Several years ago we were traveling during the season when milkweed plants were thinking about blooming. Returning weeks later, the blooms were finished and so were most of the leaves, the stems covered with shiny black and orange beetles happily chewing away. All three milkweed species, each with maybe a dozen plants, were down to bare stems.
Next year, same thing … we were traveling in the spring but returned to see the start of the milkweed leaf beetle invasion. I tried picking them by hand, but there were too many and lots of larvae on the underside of the leaves. Soap spray, horticultural oil spray, only stopped them for a day or so and back they came. Another disastrous year.
Sent an email to Dr. Doug Tallamy, asking how I could control these beasts. He questioned my identification, so I sent him photos, he agreed, and told me I was fortunate to have a native beetle in my yard, since he does not see that species in Delaware. Not to worry, he said, the milkweeds are perennials and will return next year. This was not the response I was seeking from Dr. Tallamy, but realizing he is an entomologist, I gave up and tried very hard to save the few remaining stems, with not much success.

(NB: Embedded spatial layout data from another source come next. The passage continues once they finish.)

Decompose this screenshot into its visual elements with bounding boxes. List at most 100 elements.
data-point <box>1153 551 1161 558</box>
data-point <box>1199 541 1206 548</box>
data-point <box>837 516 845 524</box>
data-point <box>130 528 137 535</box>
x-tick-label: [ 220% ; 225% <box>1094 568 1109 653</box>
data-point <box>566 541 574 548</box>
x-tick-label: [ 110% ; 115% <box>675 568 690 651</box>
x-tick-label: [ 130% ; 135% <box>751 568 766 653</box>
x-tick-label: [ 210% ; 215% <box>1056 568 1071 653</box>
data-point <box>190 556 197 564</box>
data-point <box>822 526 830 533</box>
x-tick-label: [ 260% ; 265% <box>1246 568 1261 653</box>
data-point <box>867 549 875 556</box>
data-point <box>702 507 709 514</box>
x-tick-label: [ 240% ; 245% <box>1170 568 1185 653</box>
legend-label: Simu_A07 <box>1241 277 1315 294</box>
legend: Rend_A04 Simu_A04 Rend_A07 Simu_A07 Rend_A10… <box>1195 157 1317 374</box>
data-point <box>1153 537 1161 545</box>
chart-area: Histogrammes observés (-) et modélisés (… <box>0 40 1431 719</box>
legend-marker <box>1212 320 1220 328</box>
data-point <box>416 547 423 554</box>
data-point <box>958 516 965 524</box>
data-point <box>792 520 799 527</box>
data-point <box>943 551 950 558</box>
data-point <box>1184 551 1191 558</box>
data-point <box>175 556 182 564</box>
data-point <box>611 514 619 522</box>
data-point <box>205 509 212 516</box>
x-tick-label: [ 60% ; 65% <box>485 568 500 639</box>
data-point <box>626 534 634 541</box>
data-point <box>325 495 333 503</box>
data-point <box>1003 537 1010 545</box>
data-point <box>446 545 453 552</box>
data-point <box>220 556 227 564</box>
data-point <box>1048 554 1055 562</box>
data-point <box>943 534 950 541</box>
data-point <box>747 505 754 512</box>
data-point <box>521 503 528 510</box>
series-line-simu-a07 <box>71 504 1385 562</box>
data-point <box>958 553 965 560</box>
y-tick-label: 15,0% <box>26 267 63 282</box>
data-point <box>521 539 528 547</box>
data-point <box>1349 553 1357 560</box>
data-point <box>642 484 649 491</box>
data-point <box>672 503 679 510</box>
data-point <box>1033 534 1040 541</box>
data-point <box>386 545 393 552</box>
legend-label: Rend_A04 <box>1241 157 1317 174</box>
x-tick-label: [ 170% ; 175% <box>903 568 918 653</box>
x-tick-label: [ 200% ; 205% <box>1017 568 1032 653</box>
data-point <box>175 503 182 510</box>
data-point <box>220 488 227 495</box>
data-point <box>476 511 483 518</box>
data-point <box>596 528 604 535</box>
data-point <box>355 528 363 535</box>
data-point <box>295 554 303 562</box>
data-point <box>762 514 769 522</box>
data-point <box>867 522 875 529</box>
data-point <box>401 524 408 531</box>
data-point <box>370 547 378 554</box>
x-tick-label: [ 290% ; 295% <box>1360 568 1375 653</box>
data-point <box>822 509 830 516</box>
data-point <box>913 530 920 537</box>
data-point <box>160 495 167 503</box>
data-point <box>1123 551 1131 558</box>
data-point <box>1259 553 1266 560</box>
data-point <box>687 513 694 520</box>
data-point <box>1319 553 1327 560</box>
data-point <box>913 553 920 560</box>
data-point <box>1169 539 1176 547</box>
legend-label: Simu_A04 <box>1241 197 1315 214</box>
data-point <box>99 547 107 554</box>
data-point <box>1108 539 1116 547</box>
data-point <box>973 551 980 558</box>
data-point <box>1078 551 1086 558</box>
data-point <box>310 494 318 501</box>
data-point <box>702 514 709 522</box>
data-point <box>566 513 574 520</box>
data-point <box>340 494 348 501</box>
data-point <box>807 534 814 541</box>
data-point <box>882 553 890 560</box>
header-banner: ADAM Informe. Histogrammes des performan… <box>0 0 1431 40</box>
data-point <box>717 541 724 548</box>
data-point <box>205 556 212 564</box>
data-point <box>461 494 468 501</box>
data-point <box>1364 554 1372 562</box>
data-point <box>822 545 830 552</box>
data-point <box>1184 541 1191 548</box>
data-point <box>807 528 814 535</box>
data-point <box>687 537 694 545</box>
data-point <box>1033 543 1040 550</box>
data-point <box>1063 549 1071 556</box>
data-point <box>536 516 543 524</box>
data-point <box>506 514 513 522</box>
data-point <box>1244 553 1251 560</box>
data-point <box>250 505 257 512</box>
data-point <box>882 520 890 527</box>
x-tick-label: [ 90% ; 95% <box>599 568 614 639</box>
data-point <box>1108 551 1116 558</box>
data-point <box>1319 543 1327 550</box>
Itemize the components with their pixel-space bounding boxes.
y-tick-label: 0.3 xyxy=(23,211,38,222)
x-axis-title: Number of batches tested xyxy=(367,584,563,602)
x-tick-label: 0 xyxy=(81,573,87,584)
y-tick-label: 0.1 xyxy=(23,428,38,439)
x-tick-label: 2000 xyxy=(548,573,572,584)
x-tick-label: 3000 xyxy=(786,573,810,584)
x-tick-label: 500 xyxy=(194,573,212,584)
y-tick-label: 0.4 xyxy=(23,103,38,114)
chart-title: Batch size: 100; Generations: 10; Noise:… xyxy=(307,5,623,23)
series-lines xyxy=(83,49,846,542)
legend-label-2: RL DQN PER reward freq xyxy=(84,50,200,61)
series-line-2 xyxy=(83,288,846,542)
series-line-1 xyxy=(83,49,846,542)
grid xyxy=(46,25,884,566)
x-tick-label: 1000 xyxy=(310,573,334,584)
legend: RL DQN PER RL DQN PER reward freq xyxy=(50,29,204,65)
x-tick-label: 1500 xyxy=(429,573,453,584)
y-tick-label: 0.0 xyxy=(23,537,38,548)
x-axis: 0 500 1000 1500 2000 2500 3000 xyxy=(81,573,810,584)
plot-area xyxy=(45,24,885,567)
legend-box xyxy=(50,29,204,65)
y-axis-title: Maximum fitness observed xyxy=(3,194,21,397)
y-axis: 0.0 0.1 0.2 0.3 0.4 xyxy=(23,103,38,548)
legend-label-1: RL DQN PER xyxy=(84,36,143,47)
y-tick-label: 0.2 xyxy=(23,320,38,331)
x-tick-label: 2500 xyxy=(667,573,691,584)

This year we were home in early spring, and a lot of milkweeds, mostly Asclepias syriaca appeared all over the front garden, into the pathways and out into the asphalt roadway. As they grew, I went on patrol, and when the flowers appeared, along with bees, wasps and flies, I inspected each plant at least once and often three times daily. The first sighting was of a pair of beetles eating and mating — very bad news, they lay a lot of eggs, that grow into ugly brown larvae on the underside of leaves. The pair was not very well attached and fell off before I could kill them.
So, the beetles appeared, one by one, allowing me to pick them off by hand, squishing them underfoot, and the larvae as well. In the past I have dropped them into jars of oil or soapy water and watched them die, but a quick death is better for them and easier for me. Any fresh cuts on the leaves meant there were adults or larvae on the underside — a telltale sign of their activity.
But there were only a few each day, and sometimes none, so all the plants grew vigorously with multiple blooms. Now the blooms are fading, and here come the beetle larvae. Out on patrol this morning (June 16) I found dozens of larvae in different stages. I found only one small adult, possibly the second generation just emerging.
These beetles have four stages in their life cycle. They overwinter as adults emerging in the spring to lay orange tubular eggs on the underside of milkweed leaves (I have not yet found these.) As the eggs hatch the larvae go through three stages, chewing milkweed leaves down to the stems. The last instar drops to leaf litter to pupate. They range over eastern North America to New Mexico, making only one generation each season, but usually two generations in the south.
The only control is hand-picking as any chemical applied will affect other insects, and many are predators of this beetle. The battle is far from over, but each leaf that I save will be food for monarchs.